FSH Test

Other names: Follicle-Stimulating Hormone

FSH (follicle stimulating hormone) is produced by the pituitary gland, which is located in the brain. Hormones produced by the gonads (the ovaries in females and the testes in males), the pituitary gland and the hypothalamus are responsible for the control of the production of FSH.

In females, FSH is used to stimulate the development of the egg (the ovarian follicle); this takes place during the follicular stage of the menstrual cycle. In males, FSH stimulates the production of sperm by the testes; in adult males, levels of FSH remain constant.

When is the test used?

The test is used to measure the levels of FSH in the blood; this helps doctors to check the function of the pituitary gland and check that hormone levels are normal. The test may be used (along with other tests) to test for possible causes of both male and female infertility. The test is also useful for finding possible causes of irregular periods in women and diagnosing problems with the pituitary gland.

The test is usually ordered when a couple are having problems conceiving (usually, fertility testing is recommended for couples who have been trying to conceive for two years without any success). The FSH test can help to determine the cause if a man has a low sperm count. The test can also be used to see if a woman has started the menopause.

How is the test done?

The test is done by collecting a sample of blood from a vein in the arm; the blood is taken from a vein (usually on the inside of the elbow) using a needle; the sample is collected in a syringe and then bottled and labelled with the patient’s name. The sample is then sent off to the laboratory for testing.

What do the test results mean?

In female patients, the test results can help to determine between primary ovarian failure and secondary ovarian failure; primary failure relates to a problem with the ovary, while secondary failure relates to other health conditions which affect the pituitary gland or the hypothalamus, which impact upon the function of the ovaries.
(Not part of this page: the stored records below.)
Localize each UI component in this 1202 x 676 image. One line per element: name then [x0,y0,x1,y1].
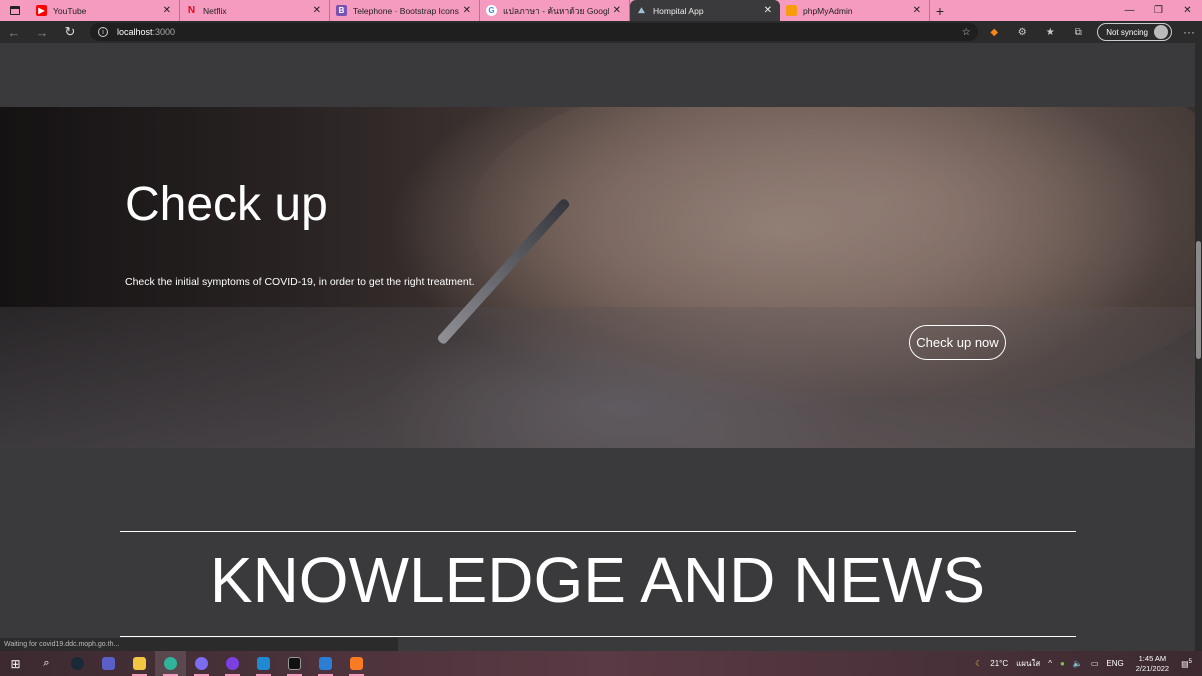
window-controls: — ❐ ✕ [1115,0,1202,21]
news-divider-top [120,531,1076,532]
url-host: localhost [117,27,153,37]
restore-icon[interactable]: ❐ [1144,0,1173,21]
url-text: localhost:3000 [117,27,175,37]
network-icon[interactable]: ● [1060,659,1065,668]
url-port: :3000 [152,27,176,37]
back-icon[interactable]: ← [0,21,28,43]
search-icon[interactable]: ⌕ [31,651,62,676]
bootstrap-icon: B [336,5,347,16]
url-field[interactable]: i localhost:3000 [90,23,978,41]
weather-moon-icon: ☾ [975,659,983,668]
tab-title: phpMyAdmin [803,5,853,16]
edge-icon[interactable] [155,651,186,676]
extensions-icon[interactable]: ⚙ [1011,21,1033,43]
tab-title: Netflix [203,5,227,16]
tab-bar: ▶ YouTube ✕ N Netflix ✕ B Telephone · Bo… [0,0,1202,21]
tab-actions-icon[interactable] [0,0,30,21]
info-icon[interactable]: i [98,27,108,37]
address-bar: ← → ↻ i localhost:3000 ☆ ◆ ⚙ ★ ⧉ Not syn… [0,21,1202,43]
notification-count: 5 [1188,658,1192,665]
more-options-icon[interactable]: ··· [1176,25,1202,39]
close-icon[interactable]: ✕ [764,5,772,16]
close-window-icon[interactable]: ✕ [1173,0,1202,21]
clock-date: 2/21/2022 [1135,663,1170,673]
profile-sync-button[interactable]: Not syncing [1097,23,1172,41]
start-icon[interactable]: ⊞ [0,651,31,676]
youtube-icon: ▶ [36,5,47,16]
tab-bootstrap-icons[interactable]: B Telephone · Bootstrap Icons ✕ [330,0,480,21]
reload-icon[interactable]: ↻ [56,21,84,43]
new-tab-icon[interactable]: + [930,3,950,19]
tab-netflix[interactable]: N Netflix ✕ [180,0,330,21]
close-icon[interactable]: ✕ [613,5,621,16]
steam-icon[interactable] [62,651,93,676]
browser-toolbar: ☆ ◆ ⚙ ★ ⧉ Not syncing ··· [949,21,1202,43]
minimize-icon[interactable]: — [1115,0,1144,21]
scrollbar-thumb[interactable] [1196,241,1201,359]
add-favorite-icon[interactable]: ☆ [955,21,977,43]
news-divider-bottom [120,636,1076,637]
show-hidden-icons-icon[interactable]: ^ [1048,659,1052,668]
news-section-title: KNOWLEDGE AND NEWS [209,544,986,616]
tab-google-translate[interactable]: G แปลภาษา - ค้นหาด้วย Google ✕ [480,0,630,21]
windows-taskbar: ⊞ ⌕ ☾ 21°C แผนใส ^ ● 🔈 ▭ ENG 1:45 AM 2/2… [0,651,1202,676]
volume-icon[interactable]: 🔈 [1073,659,1083,668]
teams-icon[interactable] [93,651,124,676]
clock[interactable]: 1:45 AM 2/21/2022 [1136,654,1169,674]
collections-icon[interactable]: ⧉ [1067,21,1089,43]
hero-description: Check the initial symptoms of COVID-19, … [125,276,475,288]
phpmyadmin-icon [786,5,797,16]
weather-temperature: 21°C [990,659,1009,668]
browser-status-bar: Waiting for covid19.ddc.moph.go.th... [0,638,398,651]
media-player-icon[interactable] [310,651,341,676]
sync-label: Not syncing [1106,27,1148,37]
tab-title: YouTube [53,5,87,16]
app-icon: ⛰ [638,5,645,15]
tab-youtube[interactable]: ▶ YouTube ✕ [30,0,180,21]
tab-phpmyadmin[interactable]: phpMyAdmin ✕ [780,0,930,21]
page-viewport: Check up Check the initial symptoms of C… [0,43,1195,651]
clock-time: 1:45 AM [1138,653,1167,663]
system-tray: ☾ 21°C แผนใส ^ ● 🔈 ▭ ENG 1:45 AM 2/21/20… [971,651,1202,676]
tab-title: Hompital App [653,5,704,16]
google-icon: G [486,5,497,16]
notification-center-icon[interactable]: ▤5 [1181,659,1192,669]
tab-hompital-app[interactable]: ⛰ Hompital App ✕ [630,0,780,21]
tab-title: แปลภาษา - ค้นหาด้วย Google [503,5,609,16]
file-explorer-icon[interactable] [124,651,155,676]
vscode-icon[interactable] [248,651,279,676]
close-icon[interactable]: ✕ [913,5,921,16]
xampp-icon[interactable] [341,651,372,676]
terminal-icon[interactable] [279,651,310,676]
battery-icon[interactable]: ▭ [1091,659,1099,668]
close-icon[interactable]: ✕ [163,5,171,16]
checkup-hero: Check up Check the initial symptoms of C… [0,107,1195,448]
github-desktop-icon[interactable] [217,651,248,676]
page-scrollbar[interactable] [1195,43,1202,651]
tab-title: Telephone · Bootstrap Icons [353,5,459,16]
avatar [1154,25,1168,39]
close-icon[interactable]: ✕ [313,5,321,16]
weather-text: แผนใส [1016,659,1041,668]
extension-metamask-icon[interactable]: ◆ [983,21,1005,43]
check-up-now-button[interactable]: Check up now [909,325,1006,360]
close-icon[interactable]: ✕ [463,5,471,16]
hero-title: Check up [125,178,328,231]
favorites-icon[interactable]: ★ [1039,21,1061,43]
netflix-icon: N [187,5,196,16]
chrome-canary-icon[interactable] [186,651,217,676]
forward-icon[interactable]: → [28,21,56,43]
language-indicator[interactable]: ENG [1106,659,1123,668]
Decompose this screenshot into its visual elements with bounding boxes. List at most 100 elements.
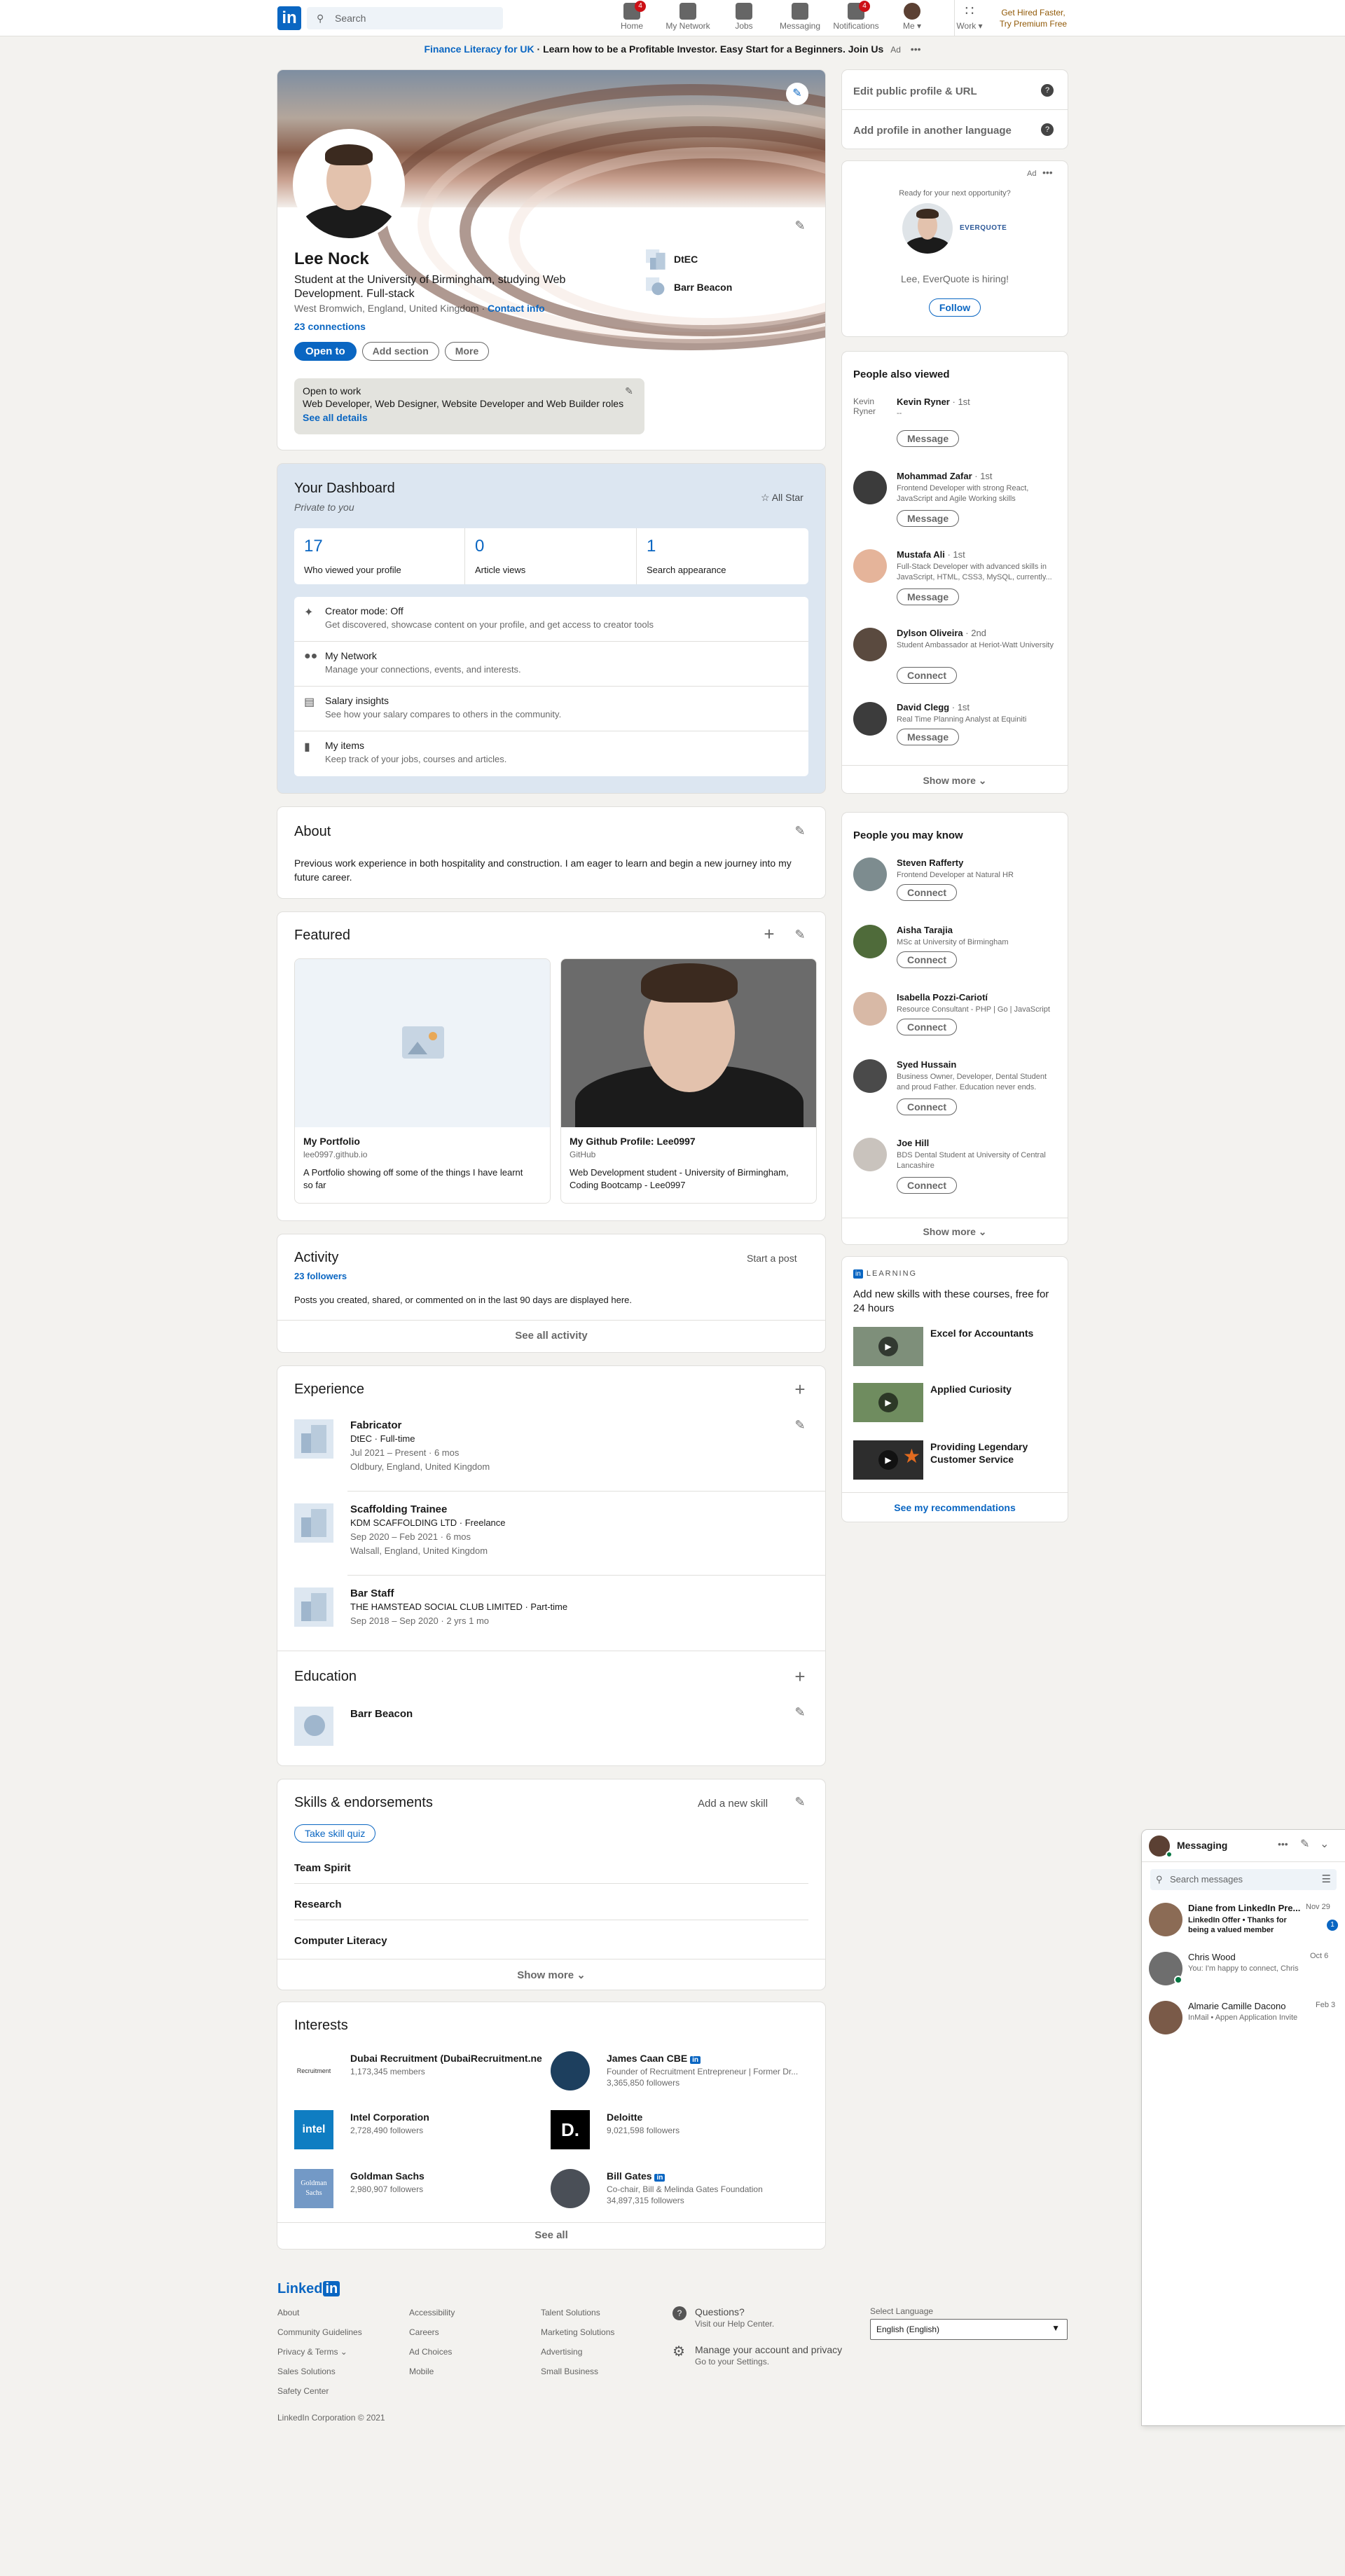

Increased levels of FSH and LH (luteinising hormone) usually indicate primary ovarian failure; this is usually caused by defects with the structure or development of the ovaries or conditions which affect ovulation, such as PCOS (polycystic ovarian syndrome) and thyroid disease. Primary ovarian failure may also be caused by radiotherapy and chemotherapy. High levels of FSH in males are usually caused by primary testicular failure; this is usually a result of developmental defects or injury to the testicles.

Low levels of FSH and LH usually indicate secondary ovarian failure; this is caused by problems with the pituitary gland.

FSH levels will rise when a woman has gone through the menopause.